In this report, we are presenting a real-world experience with ceftolozane-tazobactam treatment of MDR P aeruginosa infections with various indications. Our data suggest that ceftolozane-tazobactam is an effective and safe drug for treating different types of carbapenem-resistant P aeruginosa infections. Clinical success was observed in nearly 95% of the patients with a 30-day mortality of 21%. Such a success rate was also noted in previous reports.[13,14] In a recent multicenter study,[15] 205 critically ill patients infected with MDR P aeruginosa and treated with ceftolozane-tazobactam were reviewed, and the overall mortality rate was 19%. Pneumonia was the most common infection, and the isolated organisms were nonsusceptible to antipseudomonal carbapenems in 96.8% of the patients. A similar result was also observed in another multicentral retrospective study.[17] The average course duration of ceftolozane-tazobactam was 14 days, which is similar to our study.

It is difficult to evaluate the actual effects of the use of concomitant intravenous antibiotics or high-dose ceftolozane-tazobactam due to the small number of patients. Recent studies are now recommending using high-dose ceftolozane-tazobactam for the treatment of hospital-acquired bacterial pneumonia and ventilator-associated bacterial pneumonia in patients ⩾18 years old. Ceftolozane-tazobactam monotherapy may be sufficient for the treatment of P aeruginosa infections that are susceptible to this agent. Early initiation of proper antibiotics and identification of the susceptibility pattern for these new antibiotics are anticipated to associate with lowered mortality, greater clinical success, and microbiological cure. It is essential to highlight that ceftolozane-tazobactam is not active against carbapenemase-producing strains. Still, it has good activity against P aeruginosa strains that are resistant to carbapenems via mechanisms other than carbapenemase production.

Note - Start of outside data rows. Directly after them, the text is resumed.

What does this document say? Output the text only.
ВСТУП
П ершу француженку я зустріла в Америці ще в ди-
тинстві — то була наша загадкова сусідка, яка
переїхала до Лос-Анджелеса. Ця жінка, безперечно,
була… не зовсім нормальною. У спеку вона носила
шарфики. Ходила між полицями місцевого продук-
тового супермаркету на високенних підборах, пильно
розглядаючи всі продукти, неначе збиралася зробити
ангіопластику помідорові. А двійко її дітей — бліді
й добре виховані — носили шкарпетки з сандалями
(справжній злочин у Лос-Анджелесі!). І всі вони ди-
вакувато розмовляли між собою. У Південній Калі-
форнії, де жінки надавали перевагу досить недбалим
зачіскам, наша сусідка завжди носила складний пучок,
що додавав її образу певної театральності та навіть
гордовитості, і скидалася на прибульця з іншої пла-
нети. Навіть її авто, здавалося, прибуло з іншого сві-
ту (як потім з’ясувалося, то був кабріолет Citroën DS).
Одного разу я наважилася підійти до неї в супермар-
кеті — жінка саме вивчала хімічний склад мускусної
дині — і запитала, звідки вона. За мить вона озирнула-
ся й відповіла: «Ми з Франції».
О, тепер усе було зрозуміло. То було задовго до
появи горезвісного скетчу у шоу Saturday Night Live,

The median time from culture collection to the start of ceftolozane-tazobactam dosing in our study was 5 days. This indicates that a de-escalation approach was used in these cases, which is commonly recommended by clinical guidelines for severe infections. The emergence of resistance after courses of ceftolozane-tazobactam has been described in some reports highlighting the importance of setting strict standards for the drug’s use and the continued urgency for new antibiotics.[18]

The limitations of this study include the retrospective nature of the data and dependence on documentation for assessing clinical outcomes via medical records review. Moreover, the decision to use ceftolozane-tazobactam as well as different doses and antibiotic combinations was at the consideration of the treating clinicians rather than prespecified in a protocol. Finally, the presence of different types of infections also limited the analysis. However, considering the severity and high mortality rates of such infections, it is necessary to have clinical data on the efficiency of new antibiotics with potent activity against resistant P aeruginosa.

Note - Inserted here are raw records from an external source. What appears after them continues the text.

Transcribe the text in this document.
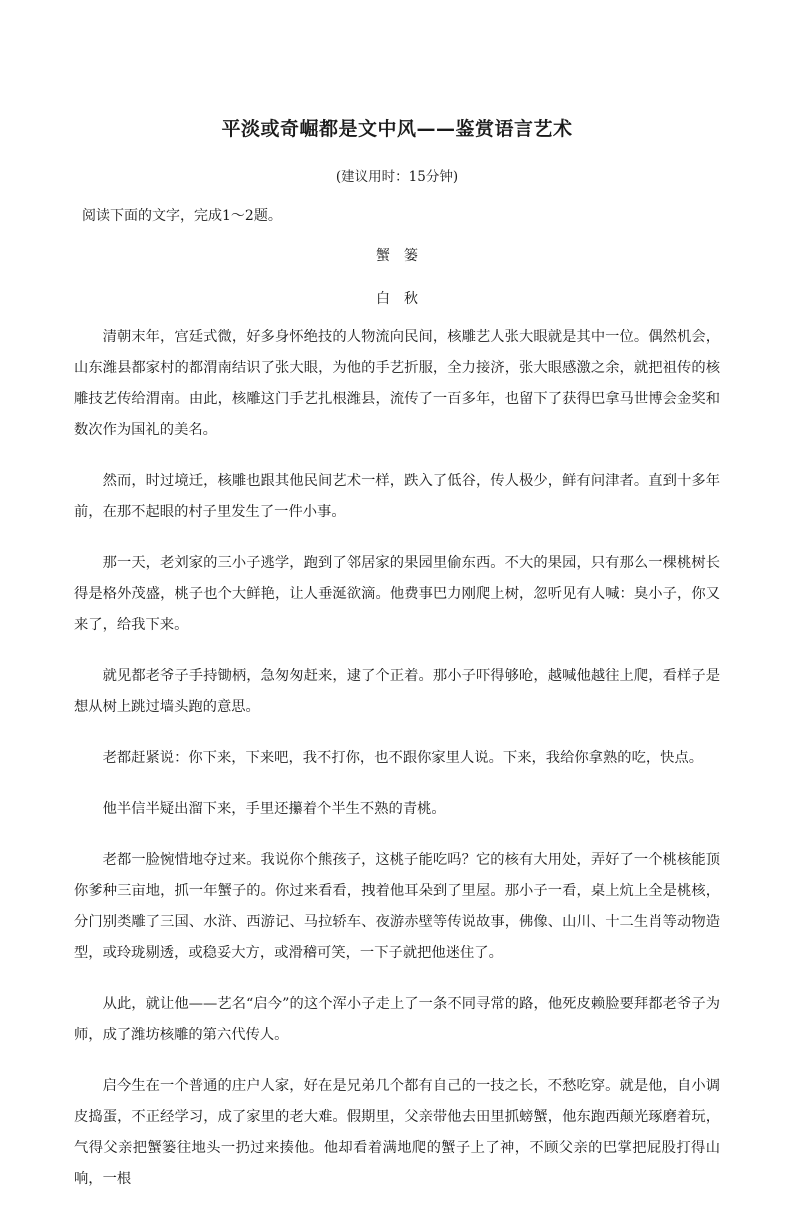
平淡或奇崛都是文中风——鉴赏语言艺术

(建议用时：15分钟)

阅读下面的文字，完成1～2题。

蟹篓

白秋

清朝末年，宫廷式微，好多身怀绝技的人物流向民间，核雕艺人张大眼就是其中一位。偶然机会，山东潍县都家村的都渭南结识了张大眼，为他的手艺折服，全力接济，张大眼感激之余，就把祖传的核雕技艺传给渭南。由此，核雕这门手艺扎根潍县，流传了一百多年，也留下了获得巴拿马世博会金奖和数次作为国礼的美名。

然而，时过境迁，核雕也跟其他民间艺术一样，跌入了低谷，传人极少，鲜有问津者。直到十多年前，在那不起眼的村子里发生了一件小事。

那一天，老刘家的三小子逃学，跑到了邻居家的果园里偷东西。不大的果园，只有那么一棵桃树长得是格外茂盛，桃子也个大鲜艳，让人垂涎欲滴。他费事巴力刚爬上树，忽听见有人喊：臭小子，你又来了，给我下来。

就见都老爷子手持锄柄，急匆匆赶来，逮了个正着。那小子吓得够呛，越喊他越往上爬，看样子是想从树上跳过墙头跑的意思。

老都赶紧说：你下来，下来吧，我不打你，也不跟你家里人说。下来，我给你拿熟的吃，快点。

他半信半疑出溜下来，手里还攥着个半生不熟的青桃。

老都一脸惋惜地夺过来。我说你个熊孩子，这桃子能吃吗？它的核有大用处，弄好了一个桃核能顶你爹种三亩地，抓一年蟹子的。你过来看看，拽着他耳朵到了里屋。那小子一看，桌上炕上全是桃核，分门别类雕了三国、水浒、西游记、马拉轿车、夜游赤壁等传说故事，佛像、山川、十二生肖等动物造型，或玲珑剔透，或稳妥大方，或滑稽可笑，一下子就把他迷住了。

从此，就让他——艺名“启今”的这个浑小子走上了一条不同寻常的路，他死皮赖脸要拜都老爷子为师，成了潍坊核雕的第六代传人。

启今生在一个普通的庄户人家，好在是兄弟几个都有自己的一技之长，不愁吃穿。就是他，自小调皮捣蛋，不正经学习，成了家里的老大难。假期里，父亲带他去田里抓螃蟹，他东跑西颠光琢磨着玩，气得父亲把蟹篓往地头一扔过来揍他。他却看着满地爬的蟹子上了神，不顾父亲的巴掌把屁股打得山响，一根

In conclusion, our results suggest that ceftolozane-tazobactam shows an anticipated great advantage for treating severe infections caused by carbapenem-resistant P aeruginosa. More studies are required to explore the role of combination therapy, define adequate dosing of ceftolozane-tazobactam during different types of infections from the appropriate pharmacokinetic/pharmacodynamic data, and identify the proper duration of treatment.